Reading between the lines

This article on CNN.com shows why one must dig deeper, 14 paragraphs deeper in this case, than just the headlines.

The article’s headline is “First on CNN: Guns used by LA deputies put officers, public at risk, report says”. This is followed by a picture of the new handgun with the caption “The Smith & Wesson M&P 9mm was introduced to the Los Angeles County Sheriff’s Department in 2013. The following year, accidental discharges in the field shot up by more than 500%.”.

Wow… 500%?! They must be dropping like flies in L.A. County! Of course, the question a reader should ask is “500% of what?”. 14 paragraphs later, we learn that it’s 500% of 3. Accidental discharges by LASD deputies increased from 3 to 19 in 2014. 12 paragraphs in we learn that the guns were issued to ~6100 deputies. So put another way, ADs increased from .05% of deputies to .3%.

So where does the problem lie with this story? “500” is more interesting number than “19” or “.3”. 500, even with the percent symbol following it, is perceived as a large number; 19 is not. .3% is even smaller to our minds. However, it’s the “larger” number, 500, that gets seen first by the reader. This creates a cognitive bias called anchoring or focalism in the reader: I saw a really big number, therefore LASD guns must be going off like firecrackers at a Chinese New Year’s parade. Dig deeper and you see that the report is fretting about a very slight increase; one that is probably hard to read above the statistical noise. (The next question to ask is “How do LASD’s accidental discharges vary from year to year?”. If they bounce up and down a lot, then an increase from 3 to 19 becomes less spectacular than CNN would have you believe.)

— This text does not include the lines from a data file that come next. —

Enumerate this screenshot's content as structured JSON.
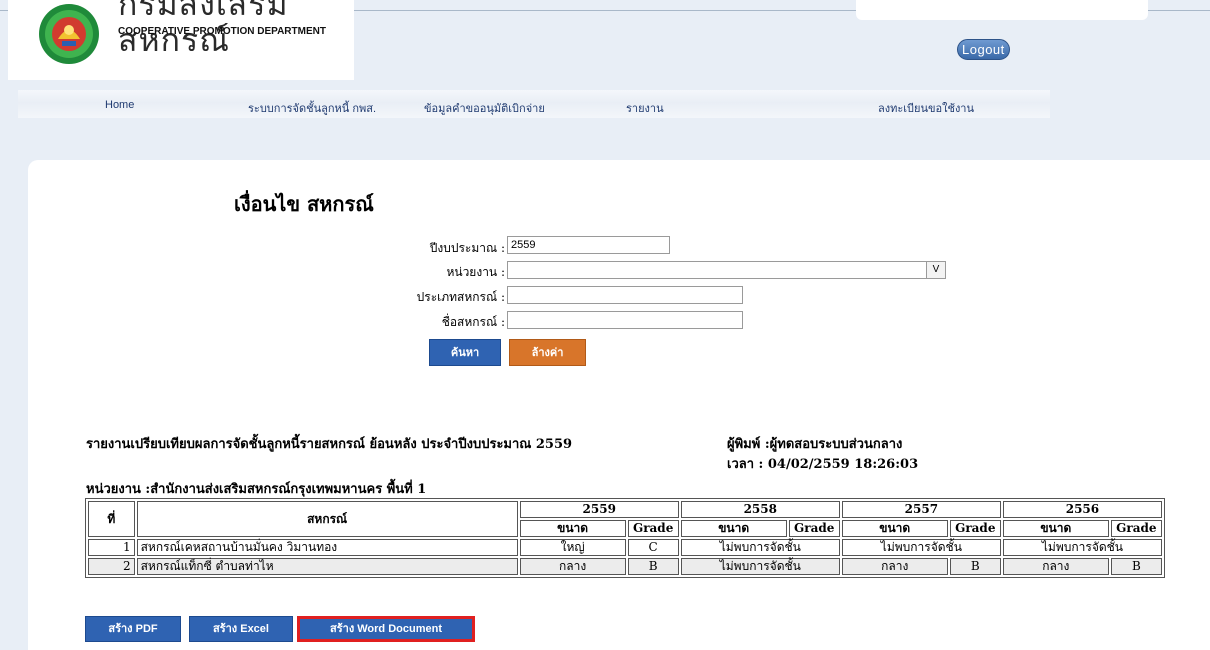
{
  "header": {
    "logo_title": "กรมส่งเสริมสหกรณ์",
    "logo_subtitle": "COOPERATIVE PROMOTION DEPARTMENT",
    "logout_label": "Logout"
  },
  "nav": {
    "items": [
      {
        "label": "Home"
      },
      {
        "label": "ระบบการจัดชั้นลูกหนี้ กพส."
      },
      {
        "label": "ข้อมูลคำขออนุมัติเบิกจ่าย"
      },
      {
        "label": "รายงาน"
      },
      {
        "label": "ลงทะเบียนขอใช้งาน"
      }
    ]
  },
  "form": {
    "title": "เงื่อนไข สหกรณ์",
    "year_label": "ปีงบประมาณ :",
    "year_value": "2559",
    "unit_label": "หน่วยงาน :",
    "unit_value": "",
    "unit_dropdown_glyph": "V",
    "type_label": "ประเภทสหกรณ์ :",
    "type_value": "",
    "name_label": "ชื่อสหกรณ์ :",
    "name_value": "",
    "search_label": "ค้นหา",
    "clear_label": "ล้างค่า"
  },
  "report": {
    "title": "รายงานเปรียบเทียบผลการจัดชั้นลูกหนี้รายสหกรณ์ ย้อนหลัง ประจำปีงบประมาณ 2559",
    "printer": "ผู้พิมพ์ :ผู้ทดสอบระบบส่วนกลาง",
    "time": "เวลา : 04/02/2559 18:26:03",
    "unit": "หน่วยงาน :สำนักงานส่งเสริมสหกรณ์กรุงเทพมหานคร พื้นที่ 1"
  },
  "table": {
    "col_no": "ที่",
    "col_coop": "สหกรณ์",
    "years": [
      "2559",
      "2558",
      "2557",
      "2556"
    ],
    "sub_size": "ขนาด",
    "sub_grade": "Grade",
    "rows": [
      {
        "no": "1",
        "name": "สหกรณ์เคหสถานบ้านมั่นคง วิมานทอง",
        "y2559_size": "ใหญ่",
        "y2559_grade": "C",
        "y2558_merged": "ไม่พบการจัดชั้น",
        "y2557_merged": "ไม่พบการจัดชั้น",
        "y2556_merged": "ไม่พบการจัดชั้น"
      },
      {
        "no": "2",
        "name": "สหกรณ์แท็กซี่ ตำบลท่าไห",
        "y2559_size": "กลาง",
        "y2559_grade": "B",
        "y2558_merged": "ไม่พบการจัดชั้น",
        "y2557_size": "กลาง",
        "y2557_grade": "B",
        "y2556_size": "กลาง",
        "y2556_grade": "B"
      }
    ]
  },
  "export": {
    "pdf_label": "สร้าง PDF",
    "excel_label": "สร้าง Excel",
    "word_label": "สร้าง Word Document"
  }
}
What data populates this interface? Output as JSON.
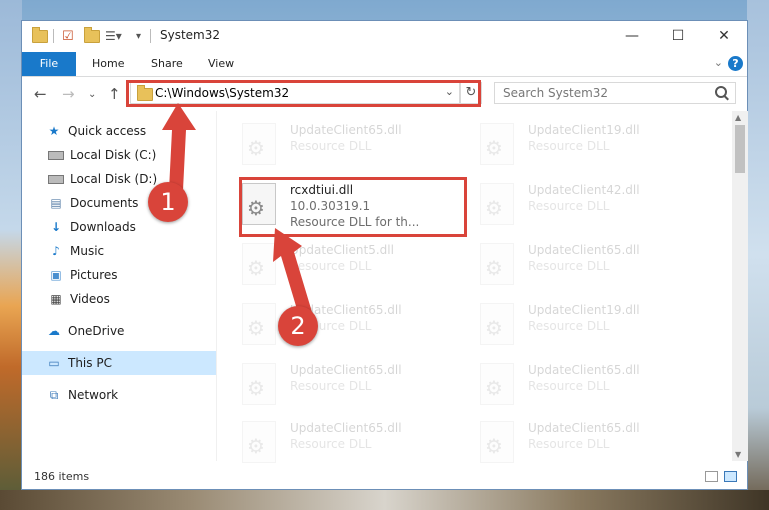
{
  "window": {
    "title": "System32"
  },
  "ribbon": {
    "file": "File",
    "home": "Home",
    "share": "Share",
    "view": "View",
    "help": "?"
  },
  "address": {
    "path": "C:\\Windows\\System32"
  },
  "search": {
    "placeholder": "Search System32"
  },
  "sidebar": {
    "items": [
      {
        "label": "Quick access",
        "icon": "star-icon"
      },
      {
        "label": "Local Disk (C:)",
        "icon": "drive-icon"
      },
      {
        "label": "Local Disk (D:)",
        "icon": "drive-icon"
      },
      {
        "label": "Documents",
        "icon": "documents-icon"
      },
      {
        "label": "Downloads",
        "icon": "downloads-icon"
      },
      {
        "label": "Music",
        "icon": "music-icon"
      },
      {
        "label": "Pictures",
        "icon": "pictures-icon"
      },
      {
        "label": "Videos",
        "icon": "videos-icon"
      },
      {
        "label": "OneDrive",
        "icon": "cloud-icon"
      },
      {
        "label": "This PC",
        "icon": "computer-icon"
      },
      {
        "label": "Network",
        "icon": "network-icon"
      }
    ]
  },
  "files": [
    {
      "name": "UpdateClient65.dll",
      "desc": "Resource DLL"
    },
    {
      "name": "UpdateClient19.dll",
      "desc": "Resource DLL"
    },
    {
      "name": "rcxdtiui.dll",
      "version": "10.0.30319.1",
      "desc": "Resource DLL for th..."
    },
    {
      "name": "UpdateClient42.dll",
      "desc": "Resource DLL"
    },
    {
      "name": "UpdateClient5.dll",
      "desc": "Resource DLL"
    },
    {
      "name": "UpdateClient65.dll",
      "desc": "Resource DLL"
    },
    {
      "name": "UpdateClient65.dll",
      "desc": "Resource DLL"
    },
    {
      "name": "UpdateClient19.dll",
      "desc": "Resource DLL"
    },
    {
      "name": "UpdateClient65.dll",
      "desc": "Resource DLL"
    },
    {
      "name": "UpdateClient65.dll",
      "desc": "Resource DLL"
    },
    {
      "name": "UpdateClient65.dll",
      "desc": "Resource DLL"
    },
    {
      "name": "UpdateClient65.dll",
      "desc": "Resource DLL"
    }
  ],
  "status": {
    "count": "186 items"
  },
  "annotations": {
    "step1": "1",
    "step2": "2",
    "color": "#d9443a"
  },
  "colors": {
    "accent": "#1979ca",
    "selection": "#cce8ff"
  }
}
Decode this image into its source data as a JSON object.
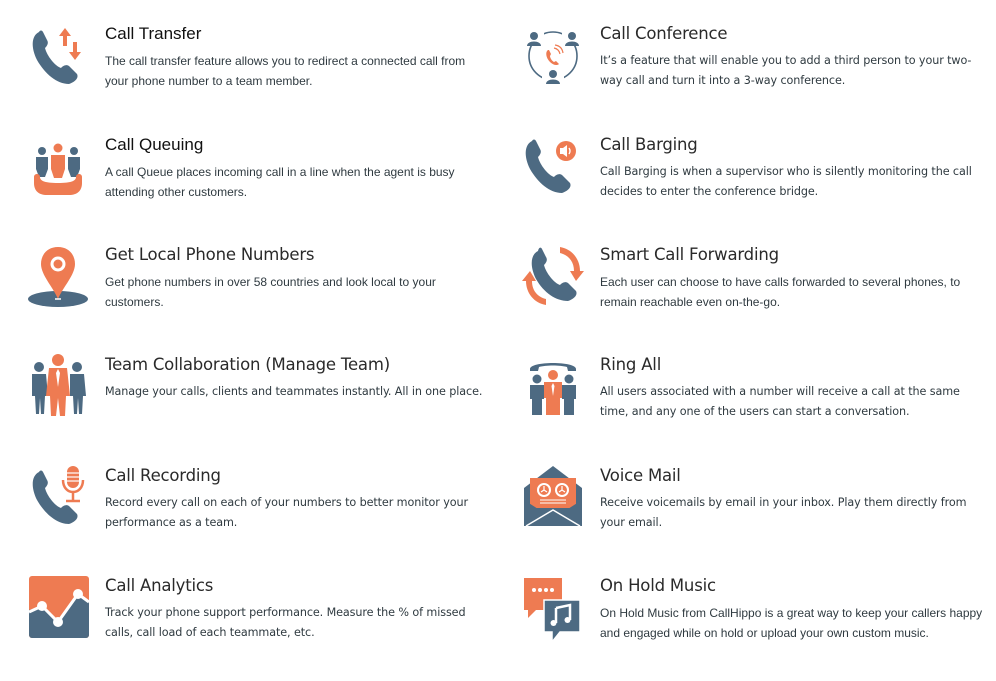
{
  "colors": {
    "primary_blue": "#4d6a82",
    "accent_orange": "#ee7b52",
    "text": "#2f3a40"
  },
  "features": [
    {
      "icon": "phone-transfer-icon",
      "title": "Call Transfer",
      "description": "The call transfer feature allows you to redirect a connected call from your phone number to a team member."
    },
    {
      "icon": "conference-icon",
      "title": "Call Conference",
      "description": "It’s a feature that will enable you to add a third person to your two-way call and turn it into a 3-way conference."
    },
    {
      "icon": "queue-icon",
      "title": "Call Queuing",
      "description": "A call Queue places incoming call in a line when the agent is busy attending other customers."
    },
    {
      "icon": "phone-speaker-icon",
      "title": "Call Barging",
      "description": "Call Barging is when a supervisor who is silently monitoring the call decides to enter the conference bridge."
    },
    {
      "icon": "location-pin-icon",
      "title": "Get Local Phone Numbers",
      "description": "Get phone numbers in over 58 countries and look local to your customers."
    },
    {
      "icon": "phone-forward-icon",
      "title": "Smart Call Forwarding",
      "description": "Each user can choose to have calls forwarded to several phones, to remain reachable even on-the-go."
    },
    {
      "icon": "team-icon",
      "title": "Team Collaboration (Manage Team)",
      "description": "Manage your calls, clients and teammates instantly. All in one place."
    },
    {
      "icon": "ring-all-icon",
      "title": "Ring All",
      "description": "All users associated with a number will receive a call at the same time, and any one of the users can start a conversation."
    },
    {
      "icon": "phone-microphone-icon",
      "title": "Call Recording",
      "description": "Record every call on each of your numbers to better monitor your performance as a team."
    },
    {
      "icon": "voicemail-envelope-icon",
      "title": "Voice Mail",
      "description": "Receive voicemails by email in your inbox. Play them directly from your email."
    },
    {
      "icon": "analytics-chart-icon",
      "title": "Call Analytics",
      "description": "Track your phone support performance. Measure the % of missed calls, call load of each teammate, etc."
    },
    {
      "icon": "music-chat-icon",
      "title": "On Hold Music",
      "description": "On Hold Music from CallHippo is a great way to keep your callers happy and engaged while on hold or upload your own custom music."
    }
  ]
}
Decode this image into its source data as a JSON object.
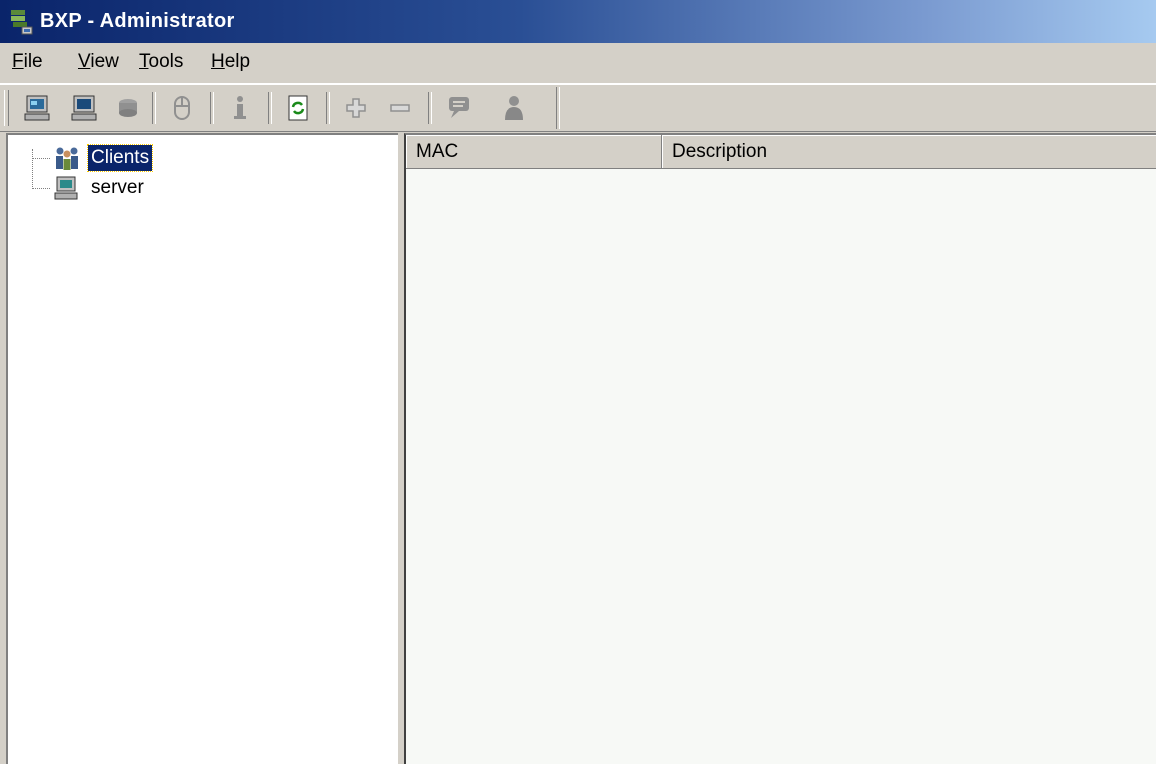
{
  "window": {
    "title": "BXP - Administrator"
  },
  "menu": [
    {
      "prefix": "",
      "u": "F",
      "rest": "ile"
    },
    {
      "prefix": "",
      "u": "V",
      "rest": "iew"
    },
    {
      "prefix": "",
      "u": "T",
      "rest": "ools"
    },
    {
      "prefix": "",
      "u": "H",
      "rest": "elp"
    }
  ],
  "toolbar": {
    "buttons": [
      "client-computer-icon",
      "computer-icon",
      "disk-icon",
      "mouse-icon",
      "info-icon",
      "refresh-icon",
      "add-icon",
      "remove-icon",
      "chat-icon",
      "user-icon"
    ]
  },
  "tree": {
    "items": [
      {
        "label": "Clients",
        "icon": "clients-group-icon",
        "selected": true
      },
      {
        "label": "server",
        "icon": "server-computer-icon",
        "selected": false
      }
    ]
  },
  "list": {
    "columns": [
      "MAC",
      "Description"
    ],
    "rows": []
  }
}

We see this type of attempt to exploit anchoring bias often in reporting about firearms. Recent reporting about “mass shootings” in the US would have the reader believe that these are an everyday occurrence; that one would be safer strolling the streets of Mogadishu than any place in America. This isn’t true and even Mother Jones, hardly an NRA front, says that it isn’t true. One popular and widely cited website claims that there have been 381 such shootings in the US this year; Mother Jones says there have been 4. But once the big number, 381, gets put out there, the bias is set. “It’s a really big problem” part of the reader’s subconscious decides. “4” causes the opposite response; the “wrong” response.

A related phenomenon is the Availability heuristic. We judge things to be more common if we hear about them more often. Thus repeated news stories about the same incident make that sort of incident seem more common. Read 10 reports about the same event, and part of your mind thinks that it saw 10 reports on 10 events. Thus when a new event is reported, that same part of your mind counts it as number 11, not number 2. The same bias is seen when the AR-15 is repeatedly called a “high powered assault weapon”. We gunnuts snicker at that definition, but gun muggles don’t understand why we do. In fact, we risk coming off as callous and uncaring if we don’t explain why we’re laughing at that kind of reporting. As far as the gun muggle is concerned, it must be a high powered assault weapon because they’ve heard it a thousand times. “Repeat a lie often enough and it becomes the truth.”

Our job as gun owners is to debunk that sort of myth. Each gun owner needs to be a walking Snopes.com for his or her gun muggle friends.

(For the visiting gun muggles, the AR-15 commonly fires the 5.56X45mm cartridge. This is a mid-powered round. It has more energy than a pistol round, but far less than that of a common hunting round like the .30-06. This is why we’re snickering.)